Theatre school launches course amid funding issues

Jasmine Ketibuah-Foleyand
Audrey Dias,Bristol
News imageCraig Fuller A male actor is wearing Victorian nightgown performing as a character on stage with another male actor in a Victorian teacher's costume and a cane in his hand standing by a chalk board.Craig Fuller
The Bristol Old Vic Theatre School has launched a new foundation course

A renowned theatre school that suspended its undergraduate course due to funding challenges has launched a new short course.

Bristol Old Vic made the decision to close the degree a year ago amid wider funding issues in the arts and higher education.

Students who want to see the institution's legacy in the sector continue hope the new foundation course will breathe "new life" into the school after concerns over its future.

Principal Stuart Harvey said financial pressures remained but the theatre school was excited to launch the new course. "Internally we have a positivity in our ambition that maybe we weren't seeing last year," he added.

Harvey said: "We're in a unique position of being a vocational training establishment where the contact hours are incredibly high. The nuanced and personal approach we take with our students mean our costs rise.

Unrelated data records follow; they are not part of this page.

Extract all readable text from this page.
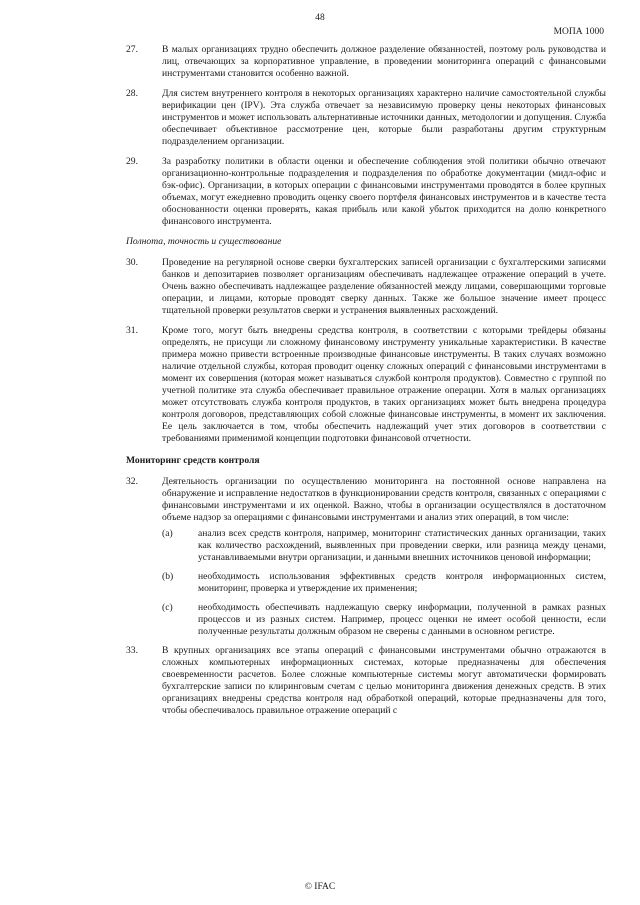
48
МОПА 1000
27.	В малых организациях трудно обеспечить должное разделение обязанностей, поэтому роль руководства и лиц, отвечающих за корпоративное управление, в проведении мониторинга операций с финансовыми инструментами становится особенно важной.
28.	Для систем внутреннего контроля в некоторых организациях характерно наличие самостоятельной службы верификации цен (IPV). Эта служба отвечает за независимую проверку цены некоторых финансовых инструментов и может использовать альтернативные источники данных, методологии и допущения. Служба обеспечивает объективное рассмотрение цен, которые были разработаны другим структурным подразделением организации.
29.	За разработку политики в области оценки и обеспечение соблюдения этой политики обычно отвечают организационно-контрольные подразделения и подразделения по обработке документации (мидл-офис и бэк-офис). Организации, в которых операции с финансовыми инструментами проводятся в более крупных объемах, могут ежедневно проводить оценку своего портфеля финансовых инструментов и в качестве теста обоснованности оценки проверять, какая прибыль или какой убыток приходится на долю конкретного финансового инструмента.
Полнота, точность и существование
30.	Проведение на регулярной основе сверки бухгалтерских записей организации с бухгалтерскими записями банков и депозитариев позволяет организациям обеспечивать надлежащее отражение операций в учете. Очень важно обеспечивать надлежащее разделение обязанностей между лицами, совершающими торговые операции, и лицами, которые проводят сверку данных. Также же большое значение имеет процесс тщательной проверки результатов сверки и устранения выявленных расхождений.
31.	Кроме того, могут быть внедрены средства контроля, в соответствии с которыми трейдеры обязаны определять, не присущи ли сложному финансовому инструменту уникальные характеристики. В качестве примера можно привести встроенные производные финансовые инструменты. В таких случаях возможно наличие отдельной службы, которая проводит оценку сложных операций с финансовыми инструментами в момент их совершения (которая может называться службой контроля продуктов). Совместно с группой по учетной политике эта служба обеспечивает правильное отражение операции. Хотя в малых организациях может отсутствовать служба контроля продуктов, в таких организациях может быть внедрена процедура контроля договоров, представляющих собой сложные финансовые инструменты, в момент их заключения. Ее цель заключается в том, чтобы обеспечить надлежащий учет этих договоров в соответствии с требованиями применимой концепции подготовки финансовой отчетности.
Мониторинг средств контроля
32.	Деятельность организации по осуществлению мониторинга на постоянной основе направлена на обнаружение и исправление недостатков в функционировании средств контроля, связанных с операциями с финансовыми инструментами и их оценкой. Важно, чтобы в организации осуществлялся в достаточном объеме надзор за операциями с финансовыми инструментами и анализ этих операций, в том числе:
(a)	анализ всех средств контроля, например, мониторинг статистических данных организации, таких как количество расхождений, выявленных при проведении сверки, или разница между ценами, устанавливаемыми внутри организации, и данными внешних источников ценовой информации;
(b)	необходимость использования эффективных средств контроля информационных систем, мониторинг, проверка и утверждение их применения;
(c)	необходимость обеспечивать надлежащую сверку информации, полученной в рамках разных процессов и из разных систем. Например, процесс оценки не имеет особой ценности, если полученные результаты должным образом не сверены с данными в основном регистре.
33.	В крупных организациях все этапы операций с финансовыми инструментами обычно отражаются в сложных компьютерных информационных системах, которые предназначены для обеспечения своевременности расчетов. Более сложные компьютерные системы могут автоматически формировать бухгалтерские записи по клиринговым счетам с целью мониторинга движения денежных средств. В этих организациях внедрены средства контроля над обработкой операций, которые предназначены для того, чтобы обеспечивалось правильное отражение операций с
© IFAC
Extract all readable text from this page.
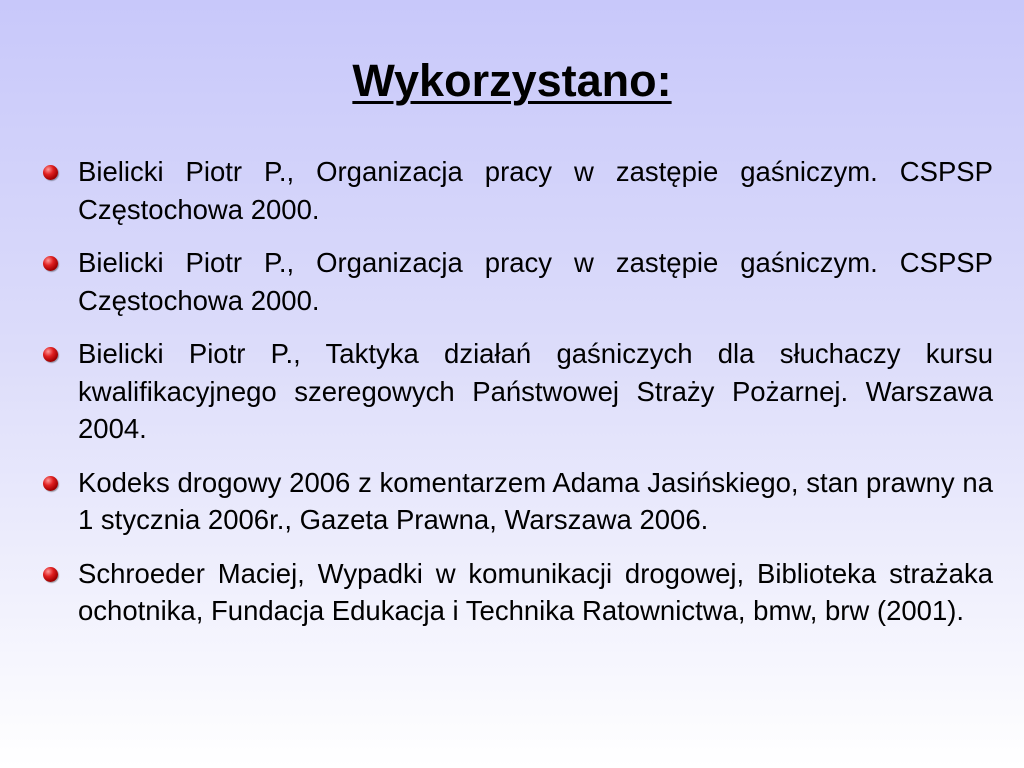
Wykorzystano:
Bielicki Piotr P., Organizacja pracy w zastępie gaśniczym. CSPSP Częstochowa 2000.
Bielicki Piotr P., Organizacja pracy w zastępie gaśniczym. CSPSP Częstochowa 2000.
Bielicki Piotr P., Taktyka działań gaśniczych dla słuchaczy kursu kwalifikacyjnego szeregowych Państwowej Straży Pożarnej. Warszawa 2004.
Kodeks drogowy 2006 z komentarzem Adama Jasińskiego, stan prawny na 1 stycznia 2006r., Gazeta Prawna, Warszawa 2006.
Schroeder Maciej, Wypadki w komunikacji drogowej, Biblioteka strażaka ochotnika, Fundacja Edukacja i Technika Ratownictwa, bmw, brw (2001).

"We realise that we can't offer those on the shorter Foundation courses, the same level and intensity of training students get on a three year course, but we want to give them an introduction to the drama school experience through these new shorter 2-term and 3-term courses."

News imageA group of students taking part in a class. They are sat in a circle of chairs with scripts in their laps. Two people are standing in the middle facing each other.
Full-time and part-time places on the foundation course will be available

The new short foundation course will offer a £5,000 bursary to 50 percent of new students.

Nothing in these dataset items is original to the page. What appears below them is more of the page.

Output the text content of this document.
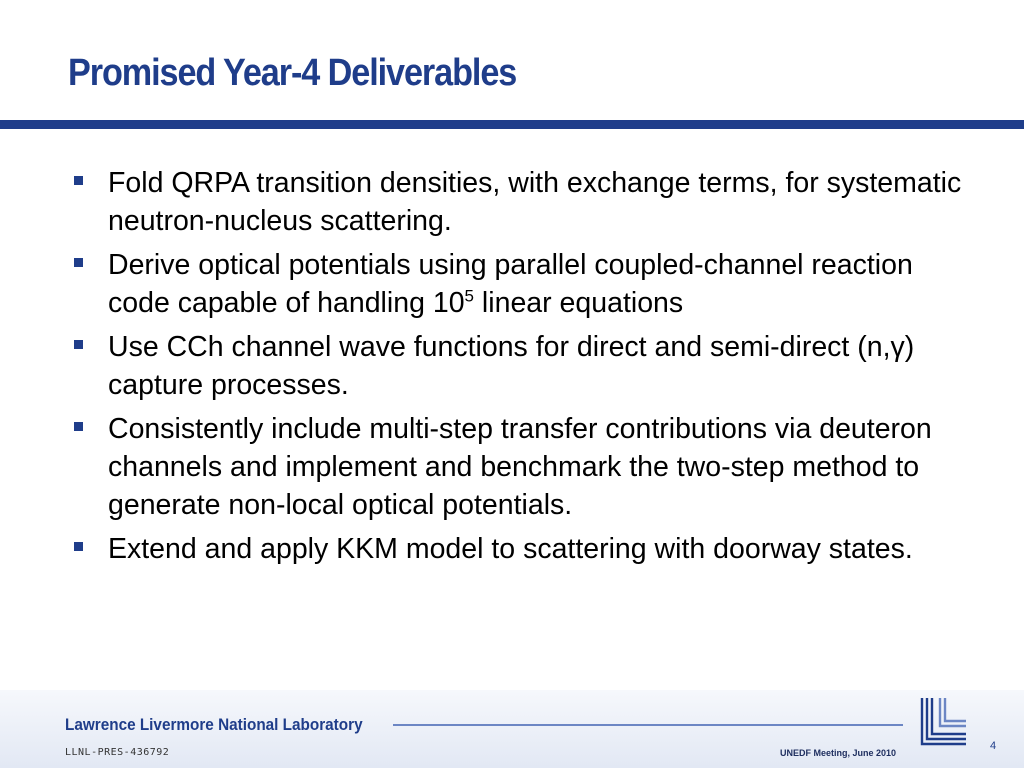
Promised Year-4 Deliverables
Fold QRPA transition densities, with exchange terms, for systematic neutron-nucleus scattering.
Derive optical potentials using parallel coupled-channel reaction code capable of handling $10^5$ linear equations
Use CCh channel wave functions for direct and semi-direct (n,γ) capture processes.
Consistently include multi-step transfer contributions via deuteron channels and implement and benchmark the two-step method to generate non-local optical potentials.
Extend and apply KKM model to scattering with doorway states.
Lawrence Livermore National Laboratory
LLNL-PRES-436792	UNEDF Meeting, June 2010
4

This includes £20,000 gifted by the Andrew Lloyd Webber Foundation which will be allocated to up to four students.

A date for when undergraduate applications will reopen is yet to be released.

News imageTamzin is wearing a khaki long-sleeved top and has long brown hair. She is also wearing two necklaces and is smiling at the camera as she stands in a room with other students who are taking part in a lesson behind her.
Graduate Tamzin Khan grew up in Bristol

Second year student Hari Johnson said last year was "devastating" but explained how excited he was for the the prospect of "new life in the school".

"A lot of people were worried," he said.

"It was representative of a wider problem with funding in the arts. But the school did a good job of reassuring us."

Tamzin Khan, a 2025 graduate who grew up in the city, said it is important to get that extra support to "go for your dreams".

"Especially for people like myself who are from a working class background," she added.